The remainder, and the bulk of the revenues, the committee recommended be reserved for town-led affordable housing work — like purchasing and rehabilitating existing homes, buying land or buildings to create new affordable housing projects, funding the construction of town affordable housing projects and providing housing counseling to residents. The town is also welcoming proposals from the private sector, for employee housing for local businesses and partnerships with public agencies in the development of new housing projects.

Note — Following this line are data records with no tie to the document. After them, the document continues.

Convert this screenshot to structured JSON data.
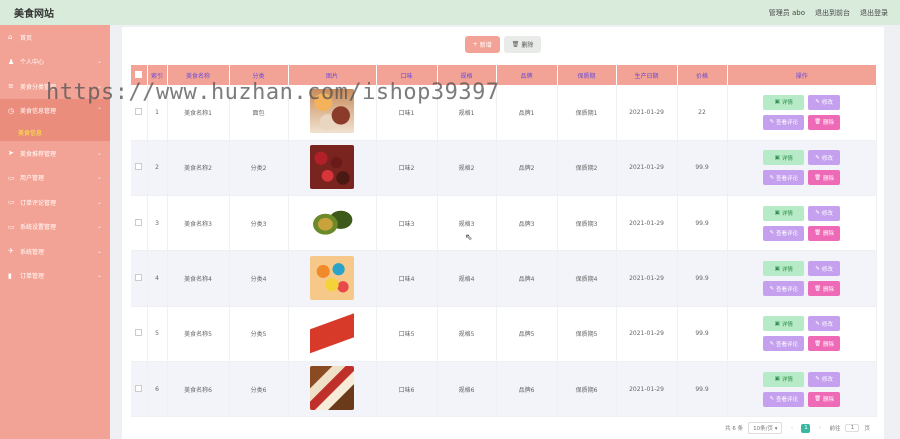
{
  "topbar": {
    "brand": "美食网站",
    "user_label": "管理员 abo",
    "front_link": "退出到前台",
    "logout_link": "退出登录"
  },
  "watermark": "https://www.huzhan.com/ishop39397",
  "sidebar": {
    "items": [
      {
        "label": "首页",
        "icon": "home-icon",
        "glyph": "⌂",
        "has_children": false
      },
      {
        "label": "个人中心",
        "icon": "user-icon",
        "glyph": "♟",
        "has_children": true
      },
      {
        "label": "美食分类管理",
        "icon": "list-icon",
        "glyph": "≡",
        "has_children": true
      },
      {
        "label": "美食信息管理",
        "icon": "info-icon",
        "glyph": "◷",
        "has_children": true,
        "open": true,
        "sub": "美食信息"
      },
      {
        "label": "美食推荐管理",
        "icon": "send-icon",
        "glyph": "➤",
        "has_children": true
      },
      {
        "label": "用户管理",
        "icon": "users-icon",
        "glyph": "▭",
        "has_children": true
      },
      {
        "label": "订单评论管理",
        "icon": "comment-icon",
        "glyph": "▭",
        "has_children": true
      },
      {
        "label": "系统设置管理",
        "icon": "settings-icon",
        "glyph": "▭",
        "has_children": true
      },
      {
        "label": "系统管理",
        "icon": "plane-icon",
        "glyph": "✈",
        "has_children": true
      },
      {
        "label": "订单管理",
        "icon": "chart-icon",
        "glyph": "▮",
        "has_children": true
      }
    ]
  },
  "toolbar": {
    "add_label": "新增",
    "delete_label": "删除"
  },
  "table": {
    "headers": [
      "索引",
      "美食名称",
      "分类",
      "图片",
      "口味",
      "规格",
      "品牌",
      "保质期",
      "生产日期",
      "价格",
      "操作"
    ],
    "rows": [
      {
        "index": "1",
        "name": "美食名称1",
        "category": "面包",
        "flavor": "口味1",
        "spec": "规格1",
        "brand": "品牌1",
        "shelf": "保质期1",
        "date": "2021-01-29",
        "price": "22",
        "thumb": "thumb-1"
      },
      {
        "index": "2",
        "name": "美食名称2",
        "category": "分类2",
        "flavor": "口味2",
        "spec": "规格2",
        "brand": "品牌2",
        "shelf": "保质期2",
        "date": "2021-01-29",
        "price": "99.9",
        "thumb": "thumb-2"
      },
      {
        "index": "3",
        "name": "美食名称3",
        "category": "分类3",
        "flavor": "口味3",
        "spec": "规格3",
        "brand": "品牌3",
        "shelf": "保质期3",
        "date": "2021-01-29",
        "price": "99.9",
        "thumb": "thumb-3"
      },
      {
        "index": "4",
        "name": "美食名称4",
        "category": "分类4",
        "flavor": "口味4",
        "spec": "规格4",
        "brand": "品牌4",
        "shelf": "保质期4",
        "date": "2021-01-29",
        "price": "99.9",
        "thumb": "thumb-4"
      },
      {
        "index": "5",
        "name": "美食名称5",
        "category": "分类5",
        "flavor": "口味5",
        "spec": "规格5",
        "brand": "品牌5",
        "shelf": "保质期5",
        "date": "2021-01-29",
        "price": "99.9",
        "thumb": "thumb-5"
      },
      {
        "index": "6",
        "name": "美食名称6",
        "category": "分类6",
        "flavor": "口味6",
        "spec": "规格6",
        "brand": "品牌6",
        "shelf": "保质期6",
        "date": "2021-01-29",
        "price": "99.9",
        "thumb": "thumb-6"
      }
    ],
    "actions": {
      "detail": "详情",
      "edit": "修改",
      "review": "查看评论",
      "delete": "删除"
    }
  },
  "pager": {
    "total": "共 6 条",
    "page_size": "10条/页",
    "current": "1",
    "goto_label": "前往",
    "goto_value": "1",
    "page_unit": "页"
  },
  "colors": {
    "accent": "#f3a395",
    "topbar": "#d9ecdb",
    "header_text": "#6a4ad8",
    "submenu_active": "#fcef3a"
  }
}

All proposals will be reviewed and scored by the advisory committee — known as the Community Housing Advisory Board — and awarded on the basis of its efficiency and effectiveness in generating new affordable housing units, much like the town Water Quality Advisory Committee does with water quality improvement projects seeking grant funding from the town’s Community Preservation Fund.
With the cost of housing continuing to soar, rental units being in short supply in the era of Airbnb and the wave of home sales during the pandemic, the committee members have recognized that their programs are going to feel like a drop in the bucket at first.
“As a committee, we think the magnitude and size of the problem is a challenge and we also feel a sense of urgency given the time it’s going to take to build more units,” the committee’s president, Andrew Garvey, told Town Board members Tuesday. “We’re thankful to have the dollars that we have — $4.2 million seems like a lot of money in many ways, but when you look at the magnitude of the problem, it’s really a small amount. So we’re looking at getting the most bang for the buck. That’s a tension we feel every day.”